In May 2017, the European Commission fined Facebook EUR 110 million for providing incorrect or misleading information during the European Commission’s 2014 investigation of Facebook’s acquisition of WhatsApp. The European Commission issued a clearance decision in October 2014, approving the transaction under the EU Merger Regulation. Despite the previous fine, the European Commission gave a clearance since its decision was based on various elements going beyond those linked to the incorrect or missing information.

In July 2017, the Commission sent three separate Statements of Objections, alleging breach of EU merger rules: one to General Electric, one to Merck and Sigma-Aldrich for allegedly providing incorrect or misleading information and one to Canon for allegedly implementing a merger before notification and clearance. These investigations are ongoing.


Conclusion – Implications on SPAs

While the buyers can impose obligations on the sellers with the aim of securing the value of the target company, the stakeholders need to carefully consider the gun jumping rules when drafting the share purchase agreements, disclosing confidential information, as well as during other pre-closing interactions.

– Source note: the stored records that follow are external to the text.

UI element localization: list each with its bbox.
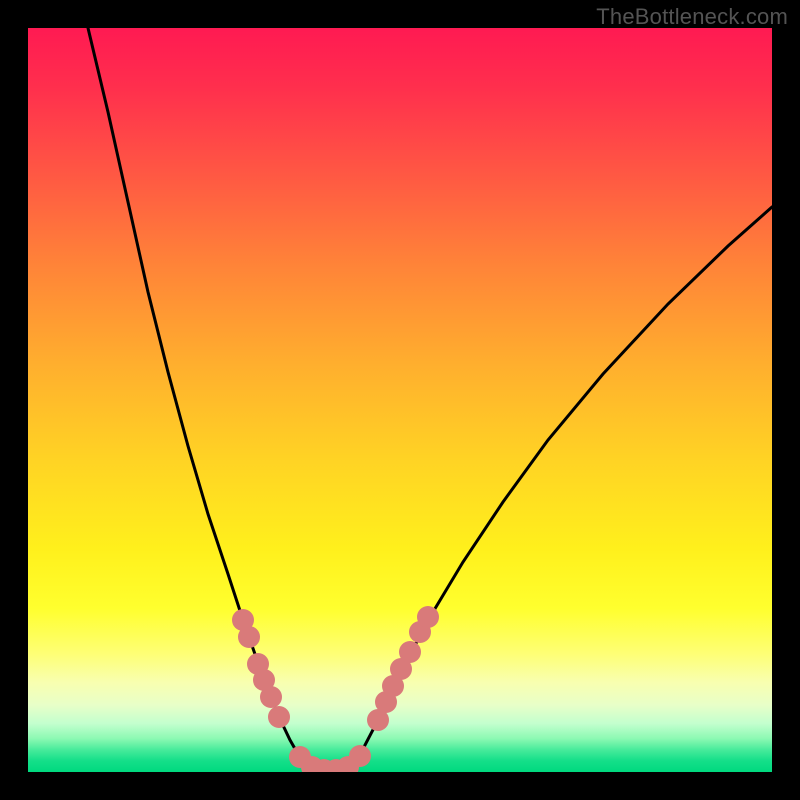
- plot-area: [28, 28, 772, 772]
- curve-right-curve: [346, 207, 772, 770]
- chart-frame: TheBottleneck.com: [0, 0, 800, 800]
- watermark-text: TheBottleneck.com: [596, 4, 788, 30]
- highlight-dot: [417, 606, 439, 628]
- highlight-dot: [349, 745, 371, 767]
- highlight-dot: [260, 686, 282, 708]
- curve-layer: [28, 28, 772, 772]
- highlight-dot: [238, 626, 260, 648]
- highlight-dot: [268, 706, 290, 728]
- highlight-dot: [399, 641, 421, 663]
- curve-left-curve: [88, 28, 314, 770]
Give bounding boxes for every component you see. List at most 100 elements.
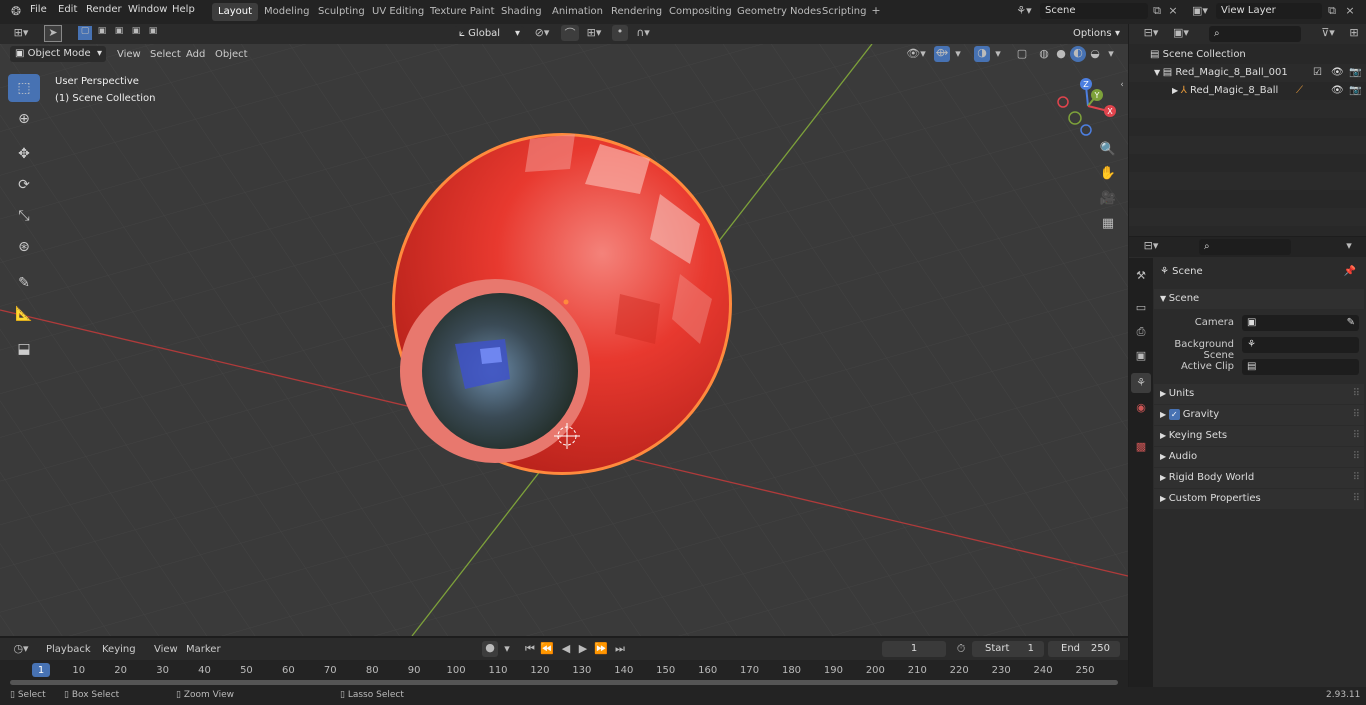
keyframe-type-icon[interactable]: ▾: [502, 642, 512, 655]
scene-name-field[interactable]: Scene: [1040, 3, 1148, 19]
tab-scripting[interactable]: Scripting: [816, 3, 872, 21]
camera-render-icon[interactable]: 📷: [1349, 82, 1361, 100]
camera-view-icon[interactable]: 🎥: [1098, 191, 1118, 211]
texture-tab-icon[interactable]: ▩: [1131, 437, 1151, 457]
timeline-editor-icon[interactable]: ◷▾: [8, 642, 34, 655]
view-layer-icon[interactable]: ▣▾: [1190, 4, 1210, 17]
snap-target-icon[interactable]: ⊞▾: [582, 26, 606, 39]
filter-icon[interactable]: ⊽▾: [1317, 26, 1339, 39]
gizmo-toggle-icon[interactable]: ⟴: [934, 46, 950, 62]
xray-icon[interactable]: ▢: [1014, 47, 1030, 60]
jump-end-icon[interactable]: ⏭: [613, 642, 627, 656]
timeline-menu-view[interactable]: View: [154, 644, 178, 655]
zoom-icon[interactable]: 🔍: [1098, 142, 1118, 162]
options-dropdown[interactable]: Options ▾: [1068, 26, 1124, 42]
display-mode-icon[interactable]: ▣▾: [1169, 26, 1193, 39]
rendered-shading-icon[interactable]: ◒: [1087, 47, 1103, 60]
object-data-icon[interactable]: ⟋: [1296, 82, 1303, 100]
transform-tool[interactable]: ⊛: [8, 233, 40, 261]
visibility-icon[interactable]: 👁▾: [904, 47, 928, 60]
new-scene-icon[interactable]: ⧉: [1150, 4, 1164, 18]
hand-pan-icon[interactable]: ✋: [1098, 166, 1118, 186]
select-tool-icon[interactable]: ➤: [44, 25, 62, 42]
proportional-edit-icon[interactable]: •: [612, 25, 628, 41]
delete-scene-icon[interactable]: ×: [1167, 4, 1179, 17]
add-cube-tool[interactable]: ⬓: [8, 335, 40, 363]
camera-render-icon[interactable]: 📷: [1349, 64, 1361, 82]
panel-gravity[interactable]: ▶ ✓ Gravity ⠿: [1154, 405, 1364, 425]
world-tab-icon[interactable]: ◉: [1131, 398, 1151, 418]
drag-handle-icon[interactable]: ⠿: [1353, 384, 1360, 404]
checkbox-icon[interactable]: ☑: [1313, 64, 1322, 82]
eye-icon[interactable]: 👁: [1331, 64, 1344, 82]
select-box-tool[interactable]: ⬚: [8, 74, 40, 102]
select-mode-extend-icon[interactable]: ▣: [95, 26, 109, 36]
view-layer-tab-icon[interactable]: ▣: [1131, 346, 1151, 366]
menu-window[interactable]: Window: [128, 4, 167, 15]
pin-icon[interactable]: 📌: [1344, 262, 1356, 282]
properties-editor-icon[interactable]: ⊟▾: [1138, 239, 1164, 252]
orientation-dropdown[interactable]: ⟀ Global ▾: [454, 26, 524, 42]
outliner-item-ball-001[interactable]: ▼ ▤ Red_Magic_8_Ball_001 ☑ 👁 📷: [1130, 64, 1366, 82]
timeline-scrollbar[interactable]: [10, 680, 1118, 685]
background-scene-field[interactable]: ⚘: [1242, 337, 1359, 353]
current-frame-field[interactable]: 1: [882, 641, 946, 657]
scene-tab-icon[interactable]: ⚘: [1131, 373, 1151, 393]
blender-logo-icon[interactable]: ❂: [8, 4, 24, 18]
sidebar-toggle-icon[interactable]: ‹: [1117, 80, 1127, 90]
tab-layout[interactable]: Layout: [212, 3, 258, 21]
panel-keying-sets[interactable]: ▶ Keying Sets ⠿: [1154, 426, 1364, 446]
viewport-menu-view[interactable]: View: [117, 49, 141, 60]
prev-keyframe-icon[interactable]: ⏪: [540, 642, 554, 655]
gravity-checkbox[interactable]: ✓: [1168, 409, 1180, 420]
editor-type-icon[interactable]: ⊞▾: [8, 26, 34, 39]
scene-panel-header[interactable]: ▼ Scene: [1154, 289, 1364, 309]
solid-shading-icon[interactable]: ●: [1053, 47, 1069, 60]
scene-icon[interactable]: ⚘▾: [1014, 4, 1034, 17]
camera-field[interactable]: ▣ ✎: [1242, 315, 1359, 331]
cursor-tool[interactable]: ⊕: [8, 105, 40, 133]
viewport-menu-object[interactable]: Object: [215, 49, 248, 60]
end-frame-field[interactable]: End 250: [1048, 641, 1120, 657]
timeline-menu-keying[interactable]: Keying: [102, 644, 136, 655]
play-reverse-icon[interactable]: ◀: [559, 642, 573, 655]
timeline-menu-playback[interactable]: Playback: [46, 644, 91, 655]
outliner-scene-collection[interactable]: ▤ Scene Collection: [1130, 46, 1366, 64]
menu-render[interactable]: Render: [86, 4, 122, 15]
active-clip-field[interactable]: ▤: [1242, 359, 1359, 375]
tab-rendering[interactable]: Rendering: [605, 3, 668, 21]
rotate-tool[interactable]: ⟳: [8, 171, 40, 199]
measure-tool[interactable]: 📐: [8, 300, 40, 328]
panel-rigid-body-world[interactable]: ▶ Rigid Body World ⠿: [1154, 468, 1364, 488]
expand-right-icon[interactable]: ▶: [1172, 86, 1181, 95]
view-layer-field[interactable]: View Layer: [1216, 3, 1322, 19]
viewport-menu-select[interactable]: Select: [150, 49, 181, 60]
wireframe-shading-icon[interactable]: ◍: [1036, 47, 1052, 60]
tool-tab-icon[interactable]: ⚒: [1131, 266, 1151, 286]
next-keyframe-icon[interactable]: ⏩: [594, 642, 608, 655]
snap-icon[interactable]: ⌒: [561, 25, 579, 41]
expand-down-icon[interactable]: ▼: [1154, 68, 1163, 77]
magic-8-ball[interactable]: [392, 133, 732, 475]
properties-search-input[interactable]: ⌕: [1199, 239, 1291, 255]
select-mode-difference-icon[interactable]: ▣: [129, 26, 143, 36]
tab-shading[interactable]: Shading: [495, 3, 548, 21]
ortho-toggle-icon[interactable]: ▦: [1098, 216, 1118, 236]
render-tab-icon[interactable]: ▭: [1131, 298, 1151, 318]
panel-custom-properties[interactable]: ▶ Custom Properties ⠿: [1154, 489, 1364, 509]
material-shading-icon[interactable]: ◐: [1070, 46, 1086, 62]
play-icon[interactable]: ▶: [576, 642, 590, 655]
drag-handle-icon[interactable]: ⠿: [1353, 468, 1360, 488]
menu-help[interactable]: Help: [172, 4, 195, 15]
select-mode-subtract-icon[interactable]: ▣: [112, 26, 126, 36]
new-view-layer-icon[interactable]: ⧉: [1325, 4, 1339, 18]
annotate-tool[interactable]: ✎: [8, 269, 40, 297]
drag-handle-icon[interactable]: ⠿: [1353, 447, 1360, 467]
viewport-scene[interactable]: Z Y X: [0, 44, 1128, 636]
gizmo-dropdown-icon[interactable]: ▾: [953, 47, 963, 60]
overlay-dropdown-icon[interactable]: ▾: [993, 47, 1003, 60]
eye-icon[interactable]: 👁: [1331, 82, 1344, 100]
record-icon[interactable]: ●: [482, 641, 498, 657]
outliner-editor-icon[interactable]: ⊟▾: [1139, 26, 1163, 39]
output-tab-icon[interactable]: ⎙: [1131, 322, 1151, 342]
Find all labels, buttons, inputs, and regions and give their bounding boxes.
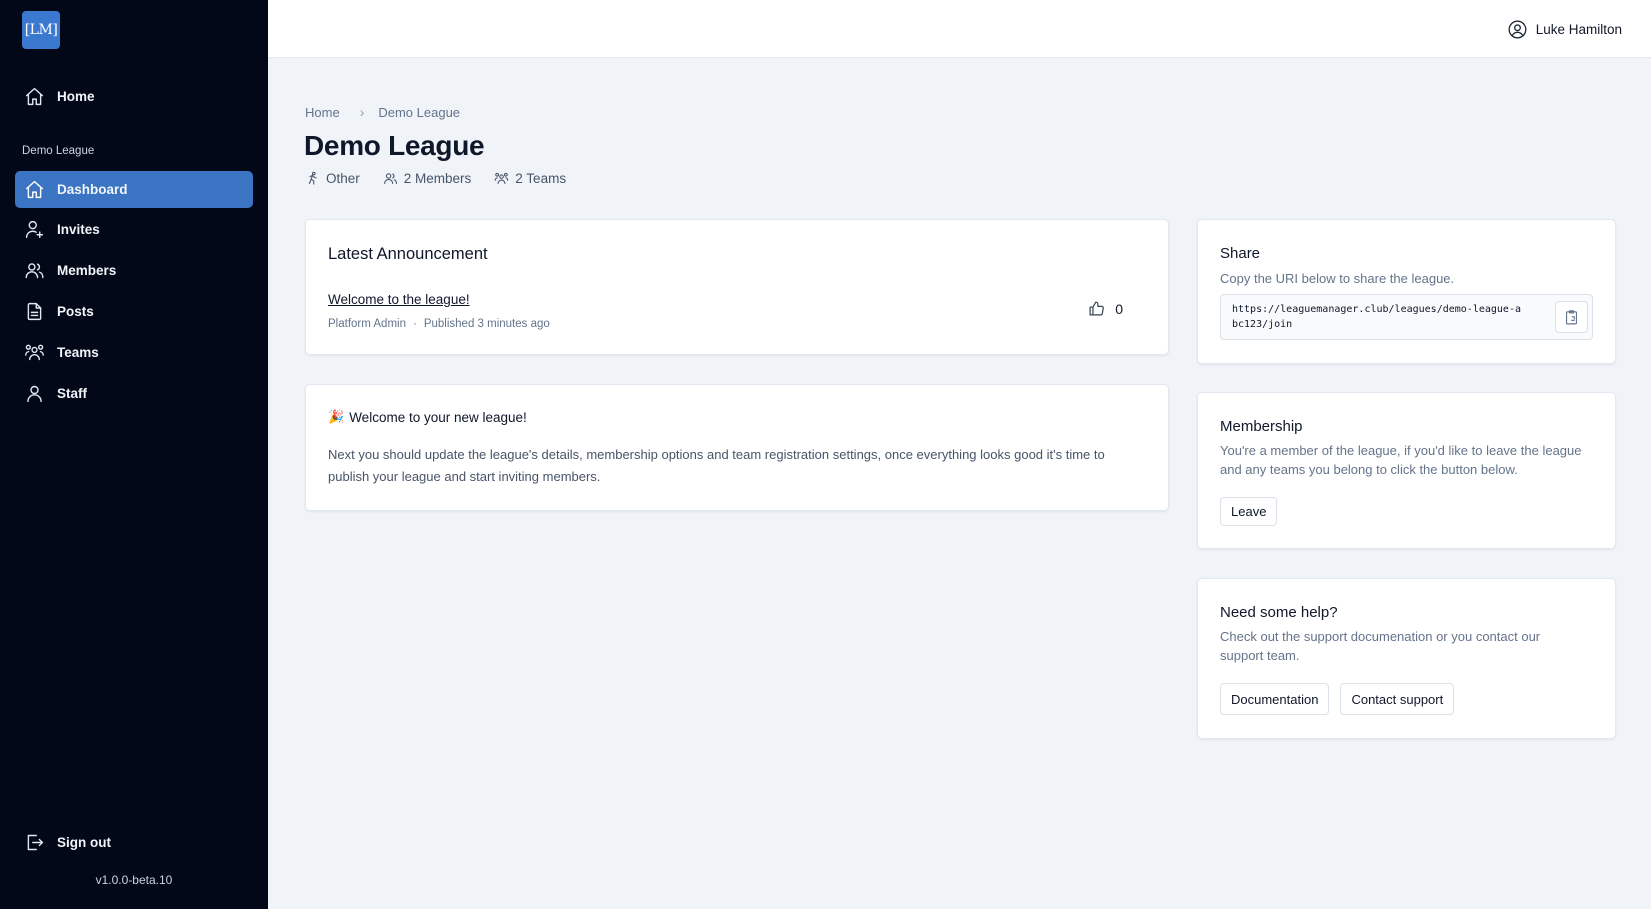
user-name: Luke Hamilton (1535, 22, 1622, 37)
user-group-icon (25, 344, 44, 361)
separator-dot: · (412, 318, 417, 330)
sidebar-item-label: Invites (57, 222, 100, 237)
contact-support-button[interactable]: Contact support (1340, 683, 1455, 715)
copy-uri-button[interactable] (1555, 301, 1588, 333)
welcome-title: Welcome to your new league! (349, 409, 527, 425)
sidebar-item-label: Members (57, 263, 117, 278)
app-version: v1.0.0-beta.10 (95, 873, 173, 887)
user-menu[interactable]: Luke Hamilton (1507, 19, 1622, 40)
like-count: 0 (1115, 300, 1123, 317)
sidebar-item-invites[interactable]: Invites (15, 211, 253, 248)
page-title: Demo League (304, 130, 485, 161)
welcome-body: Next you should update the league's deta… (328, 447, 1105, 484)
top-bar: Luke Hamilton (268, 0, 1651, 58)
announcement-published: Published 3 minutes ago (423, 318, 550, 330)
help-title: Need some help? (1220, 604, 1338, 621)
home-icon (25, 180, 44, 199)
app-logo[interactable]: [LM] (22, 11, 60, 49)
sidebar-item-teams[interactable]: Teams (15, 334, 253, 371)
membership-description: You're a member of the league, if you'd … (1220, 443, 1582, 477)
leave-button[interactable]: Leave (1220, 497, 1278, 526)
welcome-card: 🎉 Welcome to your new league! Next you s… (305, 384, 1169, 511)
sidebar-item-home[interactable]: Home (15, 78, 253, 115)
sidebar-item-dashboard[interactable]: Dashboard (15, 171, 253, 208)
sidebar-item-label: Sign out (57, 835, 111, 850)
user-plus-icon (25, 220, 44, 239)
sidebar-item-label: Dashboard (57, 182, 128, 197)
league-meta: Other 2 Members 2 Teams (305, 171, 589, 186)
sidebar-item-label: Teams (57, 345, 99, 360)
membership-title: Membership (1220, 418, 1303, 435)
help-description: Check out the support documenation or yo… (1220, 629, 1541, 663)
sign-out-button[interactable]: Sign out (15, 824, 253, 861)
announcement-meta: Platform Admin · Published 3 minutes ago (328, 318, 550, 330)
announcement-title-link[interactable]: Welcome to the league! (328, 292, 470, 307)
announcement-card: Latest Announcement Welcome to the leagu… (305, 219, 1169, 355)
party-popper-icon: 🎉 (328, 409, 345, 424)
sidebar-item-label: Staff (57, 386, 87, 401)
league-teams-count: 2 Teams (494, 171, 566, 186)
running-icon (308, 171, 317, 185)
league-sport: Other (305, 171, 360, 186)
user-group-icon (495, 172, 509, 185)
user-circle-icon (1508, 20, 1527, 39)
membership-card: Membership You're a member of the league… (1197, 392, 1616, 549)
sidebar-item-label: Posts (57, 304, 94, 319)
document-icon (27, 302, 42, 321)
announcement-author: Platform Admin (328, 318, 406, 330)
share-description: Copy the URI below to share the league. (1220, 271, 1455, 286)
user-icon (27, 385, 42, 403)
users-icon (383, 173, 397, 185)
breadcrumb-home-link[interactable]: Home (305, 105, 340, 120)
share-uri-field[interactable]: https://leaguemanager.club/leagues/demo-… (1220, 294, 1593, 340)
sidebar-item-label: Home (57, 89, 95, 104)
sidebar-item-posts[interactable]: Posts (15, 293, 253, 330)
share-title: Share (1220, 245, 1261, 262)
share-uri: https://leaguemanager.club/leagues/demo-… (1232, 304, 1521, 330)
league-members-count: 2 Members (383, 171, 471, 186)
like-button[interactable]: 0 (1088, 300, 1123, 317)
help-card: Need some help? Check out the support do… (1197, 578, 1616, 739)
home-icon (25, 87, 44, 106)
chevron-right-icon: › (359, 104, 365, 120)
share-card: Share Copy the URI below to share the le… (1197, 219, 1616, 364)
sidebar-item-members[interactable]: Members (15, 252, 253, 289)
thumbs-up-icon (1089, 301, 1105, 316)
sidebar-item-staff[interactable]: Staff (15, 375, 253, 412)
documentation-button[interactable]: Documentation (1220, 683, 1330, 715)
breadcrumb: Home › Demo League (305, 104, 460, 120)
users-icon (25, 263, 44, 279)
sidebar: [LM] Home Demo League Dashboard Invites … (0, 0, 268, 909)
sign-out-icon (27, 834, 44, 851)
clipboard-icon (1565, 309, 1578, 324)
announcement-heading: Latest Announcement (328, 245, 488, 263)
breadcrumb-current: Demo League (378, 104, 461, 120)
sidebar-section-label: Demo League (22, 145, 95, 157)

The pre-closing oversight over agreements which a target may enter into, and the commitments it can make must not go beyond what is necessary for the preservation of the value of a target and cannot result in acquiring decisive influence over the target company prior to European Commission’s merger clearance.

With this decision, it appears the European Commission once again safeguarded the EU merger control system, sending a strong message to merging companies of the importance of complying with EU merger procedural rules, which shall also reflect the application of local merger control rules within Member States.